Доехали — скорей в тепло. Железная бочка, приспособленная под печь, уже красным-красна, недолго ей покраснеть; брезентовые робы, деревенеющие на морозе, обмякли. Идет пар от кружки с кипятком, витает над кружкой чья-то будняя забота.
А иной отлетает мыслью от этих буден, отлетает; ему сейчас, перед тем как выйти на мороз до самого обеда, другого тепла надобно.
Мое лицо на
— Был у нас в деревне кипун-колодец, — умильно щурится на свет окна Пименов. — Вот где водица была слатенька!..
Он приканчивает уже вторую кружку, он лыс и безбров, веки у него вывернуты, глаза смиренны.
— Нет слаще березового молока, — вспоминает кто-то. — Это, брат, весной!
В нашей избе-времянке, в которой до этого квартировали геологи, а еще раньше жил замшелый карел-отшельник, словно бы единый широкий вздох пролетел: весна вспомянулась.
Входит бригадир Лешка Голованов, огромный, рыхлый, всегда по-мальчишески краснолицый, легко краснеющий еще больше того беспричинно, и объясняет, что рабочий день актируется.
— Пошабашим, товарищи, я только что с планерки: у Карловича на термометре минус сорок. Уходить никому не велено, будем сидеть в будке. Может, мороз отпустит.
— Право слово, сам не ам и другим не дам! Черт горбатый, нет чтобы по-людски вырядить! — несется по адресу начальника стройучастка. Все сейчас всколыхнулись, кроме бригадира, против него.
Он — горбун, с длинными руками и с длинным бледным лицом, с белыми бесцветными глазами в глубоких глазницах, в коротком овчинном кожушке и в литых сапогах, в которых двоится лаковой черноты солнце. Величают его по отчеству Карловичем, он финн, лет ему будет под тридцать.
— Вся оплата по акту — рваный рублевик, — толкует бригада. — Мы тут ни ухом, ни рылом не виноваты, потому — стужа, вот и сделай милость, освободи народ, увези в поселок…
— Должно быть, выжидает он, с морозом теперь советуется… — говорит свою догадку Лешка Голованов, свекольно выкраснев.
— День все одно негожий: на воле дышать трудно, работа не сладится, — горячатся, доказывают ему.
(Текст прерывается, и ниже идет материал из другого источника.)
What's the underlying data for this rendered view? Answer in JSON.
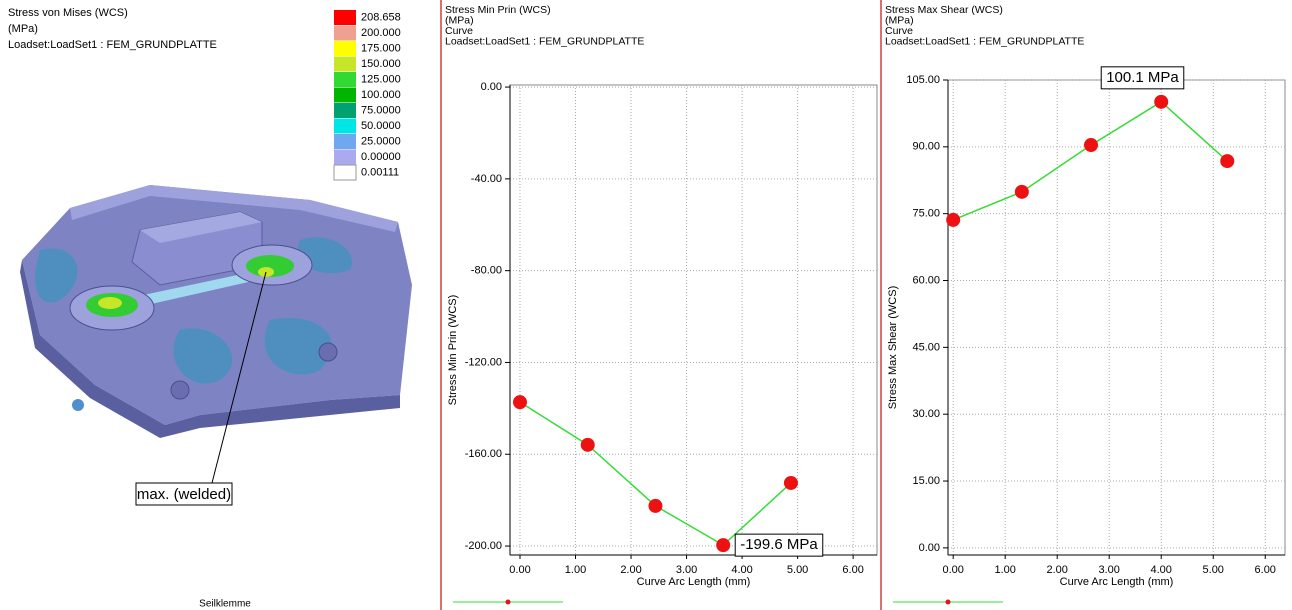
{
  "fringe_panel": {
    "title": "Stress von Mises (WCS)",
    "unit": "(MPa)",
    "loadset": "Loadset:LoadSet1 :  FEM_GRUNDPLATTE",
    "legend": [
      {
        "label": "208.658",
        "color": "#ff0000"
      },
      {
        "label": "200.000",
        "color": "#f0a090"
      },
      {
        "label": "175.000",
        "color": "#ffff00"
      },
      {
        "label": "150.000",
        "color": "#c8e628"
      },
      {
        "label": "125.000",
        "color": "#33d933"
      },
      {
        "label": "100.000",
        "color": "#00b400"
      },
      {
        "label": "75.0000",
        "color": "#00a070"
      },
      {
        "label": "50.0000",
        "color": "#00e6e6"
      },
      {
        "label": "25.0000",
        "color": "#70a8f0"
      },
      {
        "label": "0.00000",
        "color": "#aaaaee"
      },
      {
        "label": "0.00111",
        "color": "#ffffff"
      }
    ],
    "annotation": "max. (welded)",
    "caption": "Seilklemme"
  },
  "chart_data": [
    {
      "type": "line",
      "title": "Stress Min Prin (WCS)",
      "unit": "(MPa)",
      "subtitle": "Curve",
      "loadset": "Loadset:LoadSet1 :  FEM_GRUNDPLATTE",
      "x_label": "Curve Arc Length (mm)",
      "y_label": "Stress Min Prin (WCS)",
      "x": [
        0,
        1.22,
        2.44,
        3.66,
        4.88
      ],
      "series": [
        {
          "color": "#33dd33",
          "marker_color": "#ee1111",
          "values": [
            -137.3,
            -155.9,
            -182.5,
            -199.6,
            -172.5
          ]
        }
      ],
      "annotation": "-199.6 MPa",
      "xlim": [
        -0.18,
        6.43
      ],
      "xticks": [
        {
          "value": 0,
          "label": "0.00"
        },
        {
          "value": 1,
          "label": "1.00"
        },
        {
          "value": 2,
          "label": "2.00"
        },
        {
          "value": 3,
          "label": "3.00"
        },
        {
          "value": 4,
          "label": "4.00"
        },
        {
          "value": 5,
          "label": "5.00"
        },
        {
          "value": 6,
          "label": "6.00"
        }
      ],
      "ylim": [
        -203.9,
        0.9
      ],
      "yticks": [
        {
          "value": 0,
          "label": "0.00"
        },
        {
          "value": -40,
          "label": "-40.00"
        },
        {
          "value": -80,
          "label": "-80.00"
        },
        {
          "value": -120,
          "label": "-120.00"
        },
        {
          "value": -160,
          "label": "-160.00"
        },
        {
          "value": -200,
          "label": "-200.00"
        }
      ],
      "grid": true
    },
    {
      "type": "line",
      "title": "Stress Max Shear (WCS)",
      "unit": "(MPa)",
      "subtitle": "Curve",
      "loadset": "Loadset:LoadSet1 :  FEM_GRUNDPLATTE",
      "x_label": "Curve Arc Length (mm)",
      "y_label": "Stress Max Shear (WCS)",
      "x": [
        0,
        1.32,
        2.65,
        4.0,
        5.27
      ],
      "series": [
        {
          "color": "#33dd33",
          "marker_color": "#ee1111",
          "values": [
            73.6,
            79.9,
            90.4,
            100.1,
            86.8
          ]
        }
      ],
      "annotation": "100.1 MPa",
      "xlim": [
        -0.1,
        6.38
      ],
      "xticks": [
        {
          "value": 0,
          "label": "0.00"
        },
        {
          "value": 1,
          "label": "1.00"
        },
        {
          "value": 2,
          "label": "2.00"
        },
        {
          "value": 3,
          "label": "3.00"
        },
        {
          "value": 4,
          "label": "4.00"
        },
        {
          "value": 5,
          "label": "5.00"
        },
        {
          "value": 6,
          "label": "6.00"
        }
      ],
      "ylim": [
        -1.6,
        105
      ],
      "yticks": [
        {
          "value": 0,
          "label": "0.00"
        },
        {
          "value": 15,
          "label": "15.00"
        },
        {
          "value": 30,
          "label": "30.00"
        },
        {
          "value": 45,
          "label": "45.00"
        },
        {
          "value": 60,
          "label": "60.00"
        },
        {
          "value": 75,
          "label": "75.00"
        },
        {
          "value": 90,
          "label": "90.00"
        },
        {
          "value": 105,
          "label": "105.00"
        }
      ],
      "grid": true
    }
  ]
}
— Для Карловича самое первое — стройка, об этом у него вся болезнь; с него тоже семь шкур спустят, не помилуют, если что… А я вовсе подначальный, мне ничего не надо доказывать! — ответствует Лешка. Он и конфузится в своей роли третьей стороны, ему не хочется упасть в глазах бригады, и от начальника стройучастка он зависим. Мало ли что! Нет, Лешка начальника не похает, не выдаст теперь.
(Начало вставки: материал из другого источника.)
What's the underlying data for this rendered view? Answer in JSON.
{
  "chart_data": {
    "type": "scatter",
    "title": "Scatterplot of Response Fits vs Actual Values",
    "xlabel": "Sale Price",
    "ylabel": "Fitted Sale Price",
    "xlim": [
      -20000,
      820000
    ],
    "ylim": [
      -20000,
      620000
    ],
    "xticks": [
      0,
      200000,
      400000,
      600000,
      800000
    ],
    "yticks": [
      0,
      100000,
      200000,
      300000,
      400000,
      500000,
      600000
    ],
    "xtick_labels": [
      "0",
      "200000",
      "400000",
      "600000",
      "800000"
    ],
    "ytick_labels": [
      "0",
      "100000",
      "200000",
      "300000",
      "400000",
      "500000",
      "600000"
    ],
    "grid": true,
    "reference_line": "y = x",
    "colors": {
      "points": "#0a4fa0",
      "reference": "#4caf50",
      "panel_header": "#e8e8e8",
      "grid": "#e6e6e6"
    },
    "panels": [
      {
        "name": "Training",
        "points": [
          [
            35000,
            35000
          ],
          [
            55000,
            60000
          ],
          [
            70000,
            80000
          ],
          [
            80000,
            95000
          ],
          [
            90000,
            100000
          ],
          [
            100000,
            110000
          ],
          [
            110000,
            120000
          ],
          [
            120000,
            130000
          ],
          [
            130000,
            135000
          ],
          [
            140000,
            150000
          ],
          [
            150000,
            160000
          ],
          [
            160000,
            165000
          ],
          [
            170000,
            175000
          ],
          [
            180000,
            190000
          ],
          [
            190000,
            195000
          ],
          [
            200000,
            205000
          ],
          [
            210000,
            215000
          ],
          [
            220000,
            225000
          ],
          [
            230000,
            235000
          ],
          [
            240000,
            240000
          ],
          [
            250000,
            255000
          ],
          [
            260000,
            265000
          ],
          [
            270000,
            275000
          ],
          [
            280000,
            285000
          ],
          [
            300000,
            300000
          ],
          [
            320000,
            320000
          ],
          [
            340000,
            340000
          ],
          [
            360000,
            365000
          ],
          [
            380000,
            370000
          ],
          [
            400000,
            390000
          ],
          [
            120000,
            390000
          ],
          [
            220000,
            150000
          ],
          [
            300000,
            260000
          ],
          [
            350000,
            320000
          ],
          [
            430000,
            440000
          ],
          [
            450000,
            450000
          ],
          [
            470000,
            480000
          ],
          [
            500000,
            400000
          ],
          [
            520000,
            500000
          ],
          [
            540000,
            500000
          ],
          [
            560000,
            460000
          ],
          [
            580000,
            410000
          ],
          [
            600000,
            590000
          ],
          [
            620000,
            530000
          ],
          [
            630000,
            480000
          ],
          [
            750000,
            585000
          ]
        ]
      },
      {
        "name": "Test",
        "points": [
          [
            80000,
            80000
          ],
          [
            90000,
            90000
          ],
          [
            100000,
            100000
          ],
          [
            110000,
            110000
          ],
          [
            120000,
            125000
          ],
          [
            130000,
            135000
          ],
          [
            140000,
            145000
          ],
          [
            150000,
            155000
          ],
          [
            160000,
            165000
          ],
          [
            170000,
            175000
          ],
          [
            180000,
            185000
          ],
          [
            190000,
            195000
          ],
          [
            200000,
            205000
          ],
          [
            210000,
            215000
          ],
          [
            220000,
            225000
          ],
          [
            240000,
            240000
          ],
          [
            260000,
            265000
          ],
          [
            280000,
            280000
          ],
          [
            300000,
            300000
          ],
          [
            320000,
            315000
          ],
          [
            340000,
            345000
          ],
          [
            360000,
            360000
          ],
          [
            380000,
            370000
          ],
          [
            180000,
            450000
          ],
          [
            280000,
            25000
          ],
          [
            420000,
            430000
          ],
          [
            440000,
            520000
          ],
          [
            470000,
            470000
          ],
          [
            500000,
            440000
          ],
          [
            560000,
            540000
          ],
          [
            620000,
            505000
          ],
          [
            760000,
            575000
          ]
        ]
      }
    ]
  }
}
Ждем до половины второго. Мороз, пожалуй, усилился: подул разгонистый ветер, сильней лица прихватывает. Стало ясно, что ждать нечего; и в самом деле уже разрешают уйти. Но машин еще нет, день в общем-то прошел, и поэтому не торопятся.
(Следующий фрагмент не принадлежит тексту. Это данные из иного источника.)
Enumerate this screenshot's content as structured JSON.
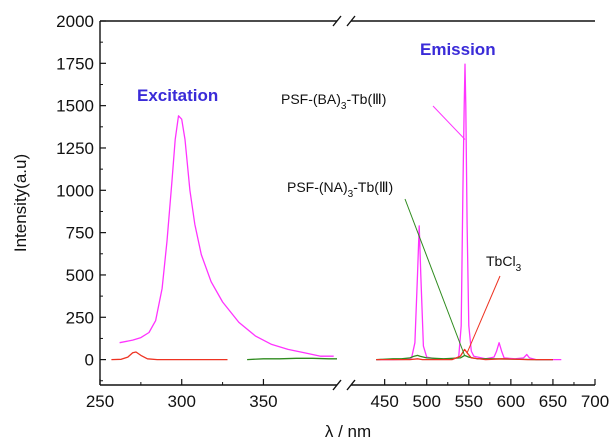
{
  "chart_data": {
    "type": "line",
    "xlabel": "λ / nm",
    "ylabel": "Intensity(a.u)",
    "ylim": [
      -150,
      2000
    ],
    "y_ticks": [
      0,
      250,
      500,
      750,
      1000,
      1250,
      1500,
      1750,
      2000
    ],
    "x_axis_break": true,
    "x_segments": [
      {
        "range": [
          250,
          395
        ],
        "ticks": [
          250,
          300,
          350
        ]
      },
      {
        "range": [
          410,
          700
        ],
        "ticks": [
          450,
          500,
          550,
          600,
          650,
          700
        ]
      }
    ],
    "labels": {
      "excitation": "Excitation",
      "emission": "Emission",
      "ba_complex": "PSF-(BA)",
      "na_complex": "PSF-(NA)",
      "tb_suffix": "-Tb(Ⅲ)",
      "subscript_3": "3",
      "tbcl": "TbCl"
    },
    "colors": {
      "ba_complex": "#ff33ff",
      "na_complex": "#2e8b1e",
      "tbcl3": "#ee3322",
      "excitation_label": "#3a2bd8",
      "emission_label": "#3a2bd8"
    },
    "series": [
      {
        "key": "ba_excitation",
        "color": "#ff33ff",
        "points": [
          [
            262,
            100
          ],
          [
            270,
            115
          ],
          [
            275,
            130
          ],
          [
            280,
            160
          ],
          [
            284,
            230
          ],
          [
            288,
            420
          ],
          [
            291,
            700
          ],
          [
            294,
            1050
          ],
          [
            296,
            1300
          ],
          [
            298,
            1440
          ],
          [
            300,
            1420
          ],
          [
            302,
            1300
          ],
          [
            305,
            1000
          ],
          [
            308,
            800
          ],
          [
            312,
            620
          ],
          [
            318,
            460
          ],
          [
            325,
            340
          ],
          [
            335,
            220
          ],
          [
            345,
            140
          ],
          [
            355,
            90
          ],
          [
            365,
            60
          ],
          [
            375,
            40
          ],
          [
            385,
            20
          ],
          [
            393,
            20
          ]
        ]
      },
      {
        "key": "tbcl3_excitation",
        "color": "#ee3322",
        "points": [
          [
            257,
            0
          ],
          [
            263,
            2
          ],
          [
            267,
            15
          ],
          [
            270,
            40
          ],
          [
            272,
            45
          ],
          [
            275,
            25
          ],
          [
            279,
            5
          ],
          [
            285,
            0
          ],
          [
            300,
            0
          ],
          [
            315,
            0
          ],
          [
            328,
            0
          ]
        ]
      },
      {
        "key": "na_excitation",
        "color": "#2e8b1e",
        "points": [
          [
            340,
            0
          ],
          [
            350,
            5
          ],
          [
            360,
            5
          ],
          [
            370,
            8
          ],
          [
            380,
            8
          ],
          [
            390,
            5
          ],
          [
            395,
            5
          ]
        ]
      },
      {
        "key": "ba_emission",
        "color": "#ff33ff",
        "points": [
          [
            440,
            0
          ],
          [
            460,
            0
          ],
          [
            475,
            2
          ],
          [
            482,
            10
          ],
          [
            486,
            100
          ],
          [
            489,
            500
          ],
          [
            491,
            790
          ],
          [
            493,
            500
          ],
          [
            496,
            80
          ],
          [
            500,
            15
          ],
          [
            510,
            5
          ],
          [
            530,
            3
          ],
          [
            538,
            15
          ],
          [
            541,
            200
          ],
          [
            543,
            1000
          ],
          [
            544.5,
            1500
          ],
          [
            545.5,
            1745
          ],
          [
            546.5,
            1500
          ],
          [
            548,
            800
          ],
          [
            550,
            200
          ],
          [
            553,
            50
          ],
          [
            556,
            20
          ],
          [
            570,
            5
          ],
          [
            580,
            15
          ],
          [
            583,
            50
          ],
          [
            586,
            100
          ],
          [
            589,
            50
          ],
          [
            592,
            10
          ],
          [
            605,
            5
          ],
          [
            615,
            10
          ],
          [
            619,
            30
          ],
          [
            622,
            10
          ],
          [
            630,
            0
          ],
          [
            650,
            0
          ],
          [
            660,
            0
          ]
        ]
      },
      {
        "key": "na_emission",
        "color": "#2e8b1e",
        "points": [
          [
            440,
            0
          ],
          [
            460,
            5
          ],
          [
            470,
            5
          ],
          [
            480,
            10
          ],
          [
            485,
            20
          ],
          [
            489,
            25
          ],
          [
            492,
            20
          ],
          [
            500,
            10
          ],
          [
            520,
            5
          ],
          [
            540,
            10
          ],
          [
            545,
            25
          ],
          [
            550,
            15
          ],
          [
            560,
            5
          ],
          [
            580,
            5
          ],
          [
            600,
            3
          ],
          [
            630,
            0
          ],
          [
            650,
            0
          ]
        ]
      },
      {
        "key": "tbcl3_emission",
        "color": "#ee3322",
        "points": [
          [
            440,
            0
          ],
          [
            480,
            0
          ],
          [
            489,
            5
          ],
          [
            495,
            0
          ],
          [
            530,
            0
          ],
          [
            540,
            20
          ],
          [
            545,
            60
          ],
          [
            548,
            40
          ],
          [
            553,
            10
          ],
          [
            570,
            0
          ],
          [
            590,
            5
          ],
          [
            620,
            0
          ],
          [
            650,
            0
          ]
        ]
      }
    ]
  }
}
Я решился на пробежку — до поселка километров восемь-девять по лесной дороге, — на мне ватник и поверх роба, так что не замерзну. Попутчиков не нашлось, и вот я бегу один, дорога уезжена, увалы снега по сторонам велики, ветер в спину. Не пробежав и двадцати шагов, ожесточенно тру лицо варежкой: щеки прихватило, лоб чугунеет, губы стынут.